Friday, February 14, 2014

Words Are Weapons...

Words hurt. They stick with you. Even though you may know that what is being said is not true or said out of anger, spite or jealousy, they are agonizing. Even words that are said out of sympathy can be hurtful at times. Especially when you feel the person needs sympathy, and they do not. And, we are often so busy worrying about what we want to say that we do not listen, even when we are asking for help. This is my introductory paragraph. I have made my 3 points. So here we go with the body. Maybe I should just do this in outline form. I would. But, I fear I might age myself. Do they even teach outlining, anymore?

This is hard for me to write. Partly because I am afraid that it will come out as bad mouthing my ex. I am not. We have both changed a lot since our divorce. But, I am sharing because I want other people to learn from our mistakes. The prompt for this was when a friend shared that she was told she was a bitch and needed to shut the hell up. I immediately flashed back to years ago standing in the kitchen getting scolded for an improperly cleaned kitchen.

I did not communicate very well in my marriage. I am to blame for the problems, too. But, this is about things that we say that hurt. Especially when they are said over and over again. The phrase that I heard over and over again was, “If you don’t like it pack your stuff and get out.” It was always said in anger. It was only said when we fought. But, it still hurt. I never responded much to the statement. I couldn’t. Those words hurt far too much. I think there may have been once that I actually said, “No. You leave.” If I had started expressing my wants and desires in the relationship from the very beginning, it never would have got to that point. But, I didn’t. The words hurt. And, they stick.

Your value as a person is determined mostly by what you contribute to the world. When I heard my spouse leave, I heard, “We would be better off without you here.” And, he was surprised to hear I had suicidal thoughts and was shocked when I left. My value as a wife and mother mattered more than anything. And, I took the words to mean that I had no value. I felt that it meant I was in the way. (Hearing “Get out of the way.” Or “You’re in the way.” when I was where he needed to get at something has lead me to feel like I am always underfoot or a nuisance. I am slowly moving away from feeling that way. But, there are days that I can’t escape it.)

So, if I ever say I don’t understand why anyone would want to be around me, I am working on it. But, it’s going to take time.

We don’t think about the things we say when we are mad. That doesn’t mean they aren’t what we are thinking.

Next point, sometimes we should just keep our mouths shut. As human beings, we always assume that people want to hear what we think. OK, I am a blogger, so I think and hope that people want to hear what I think. But, I am not going to walk up to someone and start spilling my guts. (To be honest, I tend to get ran over in conversation anyways and make mental notes of what to talk to Mr. J about when we get alone.)

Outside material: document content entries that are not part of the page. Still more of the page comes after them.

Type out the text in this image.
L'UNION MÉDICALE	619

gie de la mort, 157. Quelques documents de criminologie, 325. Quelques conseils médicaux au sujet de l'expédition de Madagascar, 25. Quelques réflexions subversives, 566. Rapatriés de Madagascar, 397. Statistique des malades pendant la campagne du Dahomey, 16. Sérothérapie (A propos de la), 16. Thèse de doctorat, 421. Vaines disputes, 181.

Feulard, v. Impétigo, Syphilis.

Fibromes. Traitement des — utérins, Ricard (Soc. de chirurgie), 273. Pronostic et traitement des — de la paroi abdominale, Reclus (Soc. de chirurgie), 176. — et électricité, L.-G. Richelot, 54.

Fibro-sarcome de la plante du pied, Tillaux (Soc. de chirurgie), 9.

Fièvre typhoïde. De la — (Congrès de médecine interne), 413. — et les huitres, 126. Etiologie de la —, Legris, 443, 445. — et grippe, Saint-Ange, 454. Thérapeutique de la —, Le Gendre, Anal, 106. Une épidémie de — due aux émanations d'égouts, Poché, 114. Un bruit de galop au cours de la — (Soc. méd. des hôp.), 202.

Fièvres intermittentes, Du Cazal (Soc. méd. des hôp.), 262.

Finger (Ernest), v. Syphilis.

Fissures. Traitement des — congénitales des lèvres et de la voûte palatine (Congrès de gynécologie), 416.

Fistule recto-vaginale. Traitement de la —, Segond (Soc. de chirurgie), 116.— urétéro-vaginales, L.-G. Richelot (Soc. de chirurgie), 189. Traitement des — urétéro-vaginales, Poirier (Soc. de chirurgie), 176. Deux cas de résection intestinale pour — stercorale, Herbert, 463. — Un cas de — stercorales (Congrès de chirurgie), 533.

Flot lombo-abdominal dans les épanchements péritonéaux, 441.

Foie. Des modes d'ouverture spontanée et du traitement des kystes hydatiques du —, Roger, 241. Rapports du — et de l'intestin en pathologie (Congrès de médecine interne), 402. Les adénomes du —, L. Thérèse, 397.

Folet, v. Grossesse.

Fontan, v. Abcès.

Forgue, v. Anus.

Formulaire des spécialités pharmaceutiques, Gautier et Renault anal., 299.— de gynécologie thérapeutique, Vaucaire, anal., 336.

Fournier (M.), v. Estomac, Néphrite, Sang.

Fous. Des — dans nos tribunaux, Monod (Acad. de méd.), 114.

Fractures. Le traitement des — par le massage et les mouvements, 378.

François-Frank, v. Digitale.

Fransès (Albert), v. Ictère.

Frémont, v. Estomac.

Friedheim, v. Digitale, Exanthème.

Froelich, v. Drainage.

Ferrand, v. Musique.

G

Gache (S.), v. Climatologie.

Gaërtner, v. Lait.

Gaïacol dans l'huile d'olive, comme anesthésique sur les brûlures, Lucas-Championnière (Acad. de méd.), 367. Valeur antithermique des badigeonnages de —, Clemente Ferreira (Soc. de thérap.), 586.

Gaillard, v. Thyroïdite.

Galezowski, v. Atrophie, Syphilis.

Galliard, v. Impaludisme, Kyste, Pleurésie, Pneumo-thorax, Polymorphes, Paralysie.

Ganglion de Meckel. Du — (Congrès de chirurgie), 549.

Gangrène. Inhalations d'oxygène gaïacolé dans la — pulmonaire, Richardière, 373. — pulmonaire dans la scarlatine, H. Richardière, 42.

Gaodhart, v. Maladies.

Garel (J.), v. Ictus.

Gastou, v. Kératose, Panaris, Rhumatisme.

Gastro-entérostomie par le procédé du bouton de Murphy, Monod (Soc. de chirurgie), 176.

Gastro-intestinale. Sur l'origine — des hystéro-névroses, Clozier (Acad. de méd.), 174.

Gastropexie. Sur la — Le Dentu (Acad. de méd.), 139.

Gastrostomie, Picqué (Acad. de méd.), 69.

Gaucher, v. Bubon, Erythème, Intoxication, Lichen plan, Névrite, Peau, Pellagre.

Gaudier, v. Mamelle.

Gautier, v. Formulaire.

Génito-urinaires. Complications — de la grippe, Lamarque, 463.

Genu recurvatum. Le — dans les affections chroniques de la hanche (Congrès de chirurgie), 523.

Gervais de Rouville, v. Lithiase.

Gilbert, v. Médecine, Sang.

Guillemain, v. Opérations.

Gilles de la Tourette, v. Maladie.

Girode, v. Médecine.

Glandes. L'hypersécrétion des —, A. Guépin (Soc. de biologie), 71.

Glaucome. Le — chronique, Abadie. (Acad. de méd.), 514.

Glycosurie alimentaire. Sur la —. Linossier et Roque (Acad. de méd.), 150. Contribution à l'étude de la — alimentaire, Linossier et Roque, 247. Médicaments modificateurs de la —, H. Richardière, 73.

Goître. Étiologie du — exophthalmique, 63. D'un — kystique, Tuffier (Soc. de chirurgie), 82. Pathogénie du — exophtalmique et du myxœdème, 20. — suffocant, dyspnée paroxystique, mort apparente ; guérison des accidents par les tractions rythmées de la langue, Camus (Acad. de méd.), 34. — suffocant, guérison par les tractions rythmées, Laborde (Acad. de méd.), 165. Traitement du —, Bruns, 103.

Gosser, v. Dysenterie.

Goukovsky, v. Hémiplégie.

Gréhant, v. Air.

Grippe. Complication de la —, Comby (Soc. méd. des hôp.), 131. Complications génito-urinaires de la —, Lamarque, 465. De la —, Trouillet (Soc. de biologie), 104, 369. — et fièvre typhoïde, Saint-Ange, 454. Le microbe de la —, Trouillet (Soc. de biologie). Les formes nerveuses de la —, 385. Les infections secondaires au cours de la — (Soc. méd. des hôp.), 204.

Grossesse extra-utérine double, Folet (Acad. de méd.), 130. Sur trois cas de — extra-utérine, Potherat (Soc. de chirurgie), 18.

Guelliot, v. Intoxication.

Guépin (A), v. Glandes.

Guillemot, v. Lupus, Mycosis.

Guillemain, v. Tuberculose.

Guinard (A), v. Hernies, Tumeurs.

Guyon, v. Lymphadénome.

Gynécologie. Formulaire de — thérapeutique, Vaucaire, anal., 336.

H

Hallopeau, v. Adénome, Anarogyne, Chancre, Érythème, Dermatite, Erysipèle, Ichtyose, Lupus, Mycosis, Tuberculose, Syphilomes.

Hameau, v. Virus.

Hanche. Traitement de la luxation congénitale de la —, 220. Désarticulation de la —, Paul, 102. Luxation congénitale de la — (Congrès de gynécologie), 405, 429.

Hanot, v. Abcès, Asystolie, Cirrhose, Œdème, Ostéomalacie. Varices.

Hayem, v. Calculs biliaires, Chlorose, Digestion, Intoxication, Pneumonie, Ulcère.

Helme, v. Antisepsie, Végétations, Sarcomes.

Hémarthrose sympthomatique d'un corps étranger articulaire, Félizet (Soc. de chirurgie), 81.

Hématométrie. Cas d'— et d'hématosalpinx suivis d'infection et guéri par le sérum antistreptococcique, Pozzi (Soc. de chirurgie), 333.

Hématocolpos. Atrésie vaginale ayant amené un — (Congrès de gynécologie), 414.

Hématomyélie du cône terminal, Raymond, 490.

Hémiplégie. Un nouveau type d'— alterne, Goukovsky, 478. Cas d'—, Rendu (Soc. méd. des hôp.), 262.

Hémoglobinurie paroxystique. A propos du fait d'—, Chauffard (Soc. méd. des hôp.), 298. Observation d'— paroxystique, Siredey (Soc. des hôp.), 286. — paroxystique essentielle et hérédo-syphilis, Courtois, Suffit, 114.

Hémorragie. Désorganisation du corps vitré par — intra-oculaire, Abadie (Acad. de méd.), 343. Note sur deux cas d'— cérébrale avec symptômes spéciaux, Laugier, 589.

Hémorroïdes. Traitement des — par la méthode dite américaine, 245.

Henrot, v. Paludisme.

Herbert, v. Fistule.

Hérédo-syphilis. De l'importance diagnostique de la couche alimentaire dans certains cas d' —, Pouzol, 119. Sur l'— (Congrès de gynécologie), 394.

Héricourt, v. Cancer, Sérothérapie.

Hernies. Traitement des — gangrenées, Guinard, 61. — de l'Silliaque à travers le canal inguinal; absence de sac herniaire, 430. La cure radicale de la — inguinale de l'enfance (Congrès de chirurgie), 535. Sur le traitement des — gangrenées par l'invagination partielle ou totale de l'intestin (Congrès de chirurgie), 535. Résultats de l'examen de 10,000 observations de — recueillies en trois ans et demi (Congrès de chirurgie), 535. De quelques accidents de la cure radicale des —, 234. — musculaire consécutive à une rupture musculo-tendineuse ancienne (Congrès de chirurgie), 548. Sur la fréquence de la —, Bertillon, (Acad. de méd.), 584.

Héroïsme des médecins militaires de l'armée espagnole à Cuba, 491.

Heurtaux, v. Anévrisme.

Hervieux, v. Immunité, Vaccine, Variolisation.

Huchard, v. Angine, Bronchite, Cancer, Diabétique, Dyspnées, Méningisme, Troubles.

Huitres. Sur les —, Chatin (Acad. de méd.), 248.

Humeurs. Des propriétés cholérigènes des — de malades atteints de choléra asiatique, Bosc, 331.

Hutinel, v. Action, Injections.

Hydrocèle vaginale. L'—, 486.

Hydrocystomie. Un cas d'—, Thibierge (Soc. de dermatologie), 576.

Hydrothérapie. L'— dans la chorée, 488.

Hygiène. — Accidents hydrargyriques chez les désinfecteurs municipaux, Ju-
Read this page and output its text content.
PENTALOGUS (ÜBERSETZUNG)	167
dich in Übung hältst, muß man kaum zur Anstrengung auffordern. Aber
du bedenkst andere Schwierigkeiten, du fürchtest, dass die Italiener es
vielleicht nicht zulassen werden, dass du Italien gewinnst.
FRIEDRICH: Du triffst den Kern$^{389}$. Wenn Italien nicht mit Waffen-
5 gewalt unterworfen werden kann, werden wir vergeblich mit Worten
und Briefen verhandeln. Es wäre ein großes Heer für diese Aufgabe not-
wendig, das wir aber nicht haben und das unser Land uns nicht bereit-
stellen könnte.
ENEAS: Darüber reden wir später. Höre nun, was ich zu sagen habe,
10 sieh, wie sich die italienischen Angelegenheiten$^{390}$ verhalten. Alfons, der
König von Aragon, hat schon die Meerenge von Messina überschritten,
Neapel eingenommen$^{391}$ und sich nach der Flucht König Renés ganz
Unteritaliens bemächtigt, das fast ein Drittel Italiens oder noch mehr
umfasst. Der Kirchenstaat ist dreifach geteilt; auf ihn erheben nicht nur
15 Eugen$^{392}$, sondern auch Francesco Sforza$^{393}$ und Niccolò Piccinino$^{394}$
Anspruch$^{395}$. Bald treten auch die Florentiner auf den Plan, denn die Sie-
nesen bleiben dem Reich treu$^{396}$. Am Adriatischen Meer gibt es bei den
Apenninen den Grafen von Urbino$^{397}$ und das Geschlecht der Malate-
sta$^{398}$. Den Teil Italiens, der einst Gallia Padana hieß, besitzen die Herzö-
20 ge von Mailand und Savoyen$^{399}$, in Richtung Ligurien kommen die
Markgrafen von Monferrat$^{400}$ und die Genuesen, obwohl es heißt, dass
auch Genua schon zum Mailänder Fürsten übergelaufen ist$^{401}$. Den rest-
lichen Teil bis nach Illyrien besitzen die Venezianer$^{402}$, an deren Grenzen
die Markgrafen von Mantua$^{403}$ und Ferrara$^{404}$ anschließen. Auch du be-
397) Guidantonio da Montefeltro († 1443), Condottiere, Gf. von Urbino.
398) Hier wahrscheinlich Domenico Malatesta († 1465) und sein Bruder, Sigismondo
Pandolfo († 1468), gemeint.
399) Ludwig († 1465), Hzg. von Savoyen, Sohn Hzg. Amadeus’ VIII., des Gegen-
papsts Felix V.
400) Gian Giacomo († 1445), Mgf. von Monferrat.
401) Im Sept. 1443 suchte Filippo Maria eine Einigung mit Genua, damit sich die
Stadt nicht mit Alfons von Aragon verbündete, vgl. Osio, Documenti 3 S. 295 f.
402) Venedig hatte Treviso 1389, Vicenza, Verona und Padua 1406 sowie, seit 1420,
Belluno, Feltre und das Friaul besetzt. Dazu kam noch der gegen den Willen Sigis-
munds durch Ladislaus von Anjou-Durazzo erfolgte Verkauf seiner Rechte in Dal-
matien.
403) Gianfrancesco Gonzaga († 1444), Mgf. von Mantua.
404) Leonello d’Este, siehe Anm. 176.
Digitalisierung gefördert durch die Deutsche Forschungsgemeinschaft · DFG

And, you know, sometimes it is OK. But, when it comes to subjects like healthcare, having children, relationships… tread lightly. It is perfectly fine to tell the person that you are there to listen and to talk. But, do not assume they need to hear what you think. There is a blog going around stating that people would not have to give you reasons why they are not having children. Had I been a responsible blogger, I would have stashed the site and shared it here.

The blog is based around the idea that how many children we want and why is our business and that people shouldn’t be expected to spit babies out like a pez dispenser. But, it goes both ways. We shouldn’t judge people or comment on families with lots of children, too. The comments about “Why haven’t you had any children yet? I bet you just can’t wait to have children!” and others of the nature are often meant to show concern or interest. But, generally, it is a sensitive issue.

In other words, remember that we do not know what is best for other people. It is arrogant of us to think otherwise.

My last gripe stems from my job. But, it flows into the rest of my life, too. Sometimes, we need to shut up and listen.

I am the receptionist in an office where people pay debts. A majority of the time, the callers are so wound up with trying to remember what they think they need to say that they get themselves all worked up about it and end up rambling loudly and making a fuss. Then, I still have to make them start all over because I do not know who they are and I have to find them in the computer. When we are so busy regurgitating what we have on our mind that the person we are speaking to can’t keep up, we are fight a losing battle so to speak. A majority of the calls take several minutes of them fussing over something as simple as stating, “I will be able to take care of this on such and such date, if that is sufficient.” All because they decided the person on the other end of the phone is going to be rude and overly demanding.

So, stop. And listen to each other. This is the one thing Jerry and I really have a problem with. Mostly because we are both ADD and our minds wander of the train of thought A LOT. But, we both know we do it and are patient with each other.

So, to wrap things up... 1.) Be kind and choose words that will continue to lift people up. The ones that tear them down will do more damage than you can ever imagine. 2.) Be mindful of what is actually any of your business. 3.) Listen and be patient. Enough said.

And, one last thing. If you are reading this and think that people who get hurt by people’s words need to get thick skinned or get over it, there is a good chance you are part of the problem.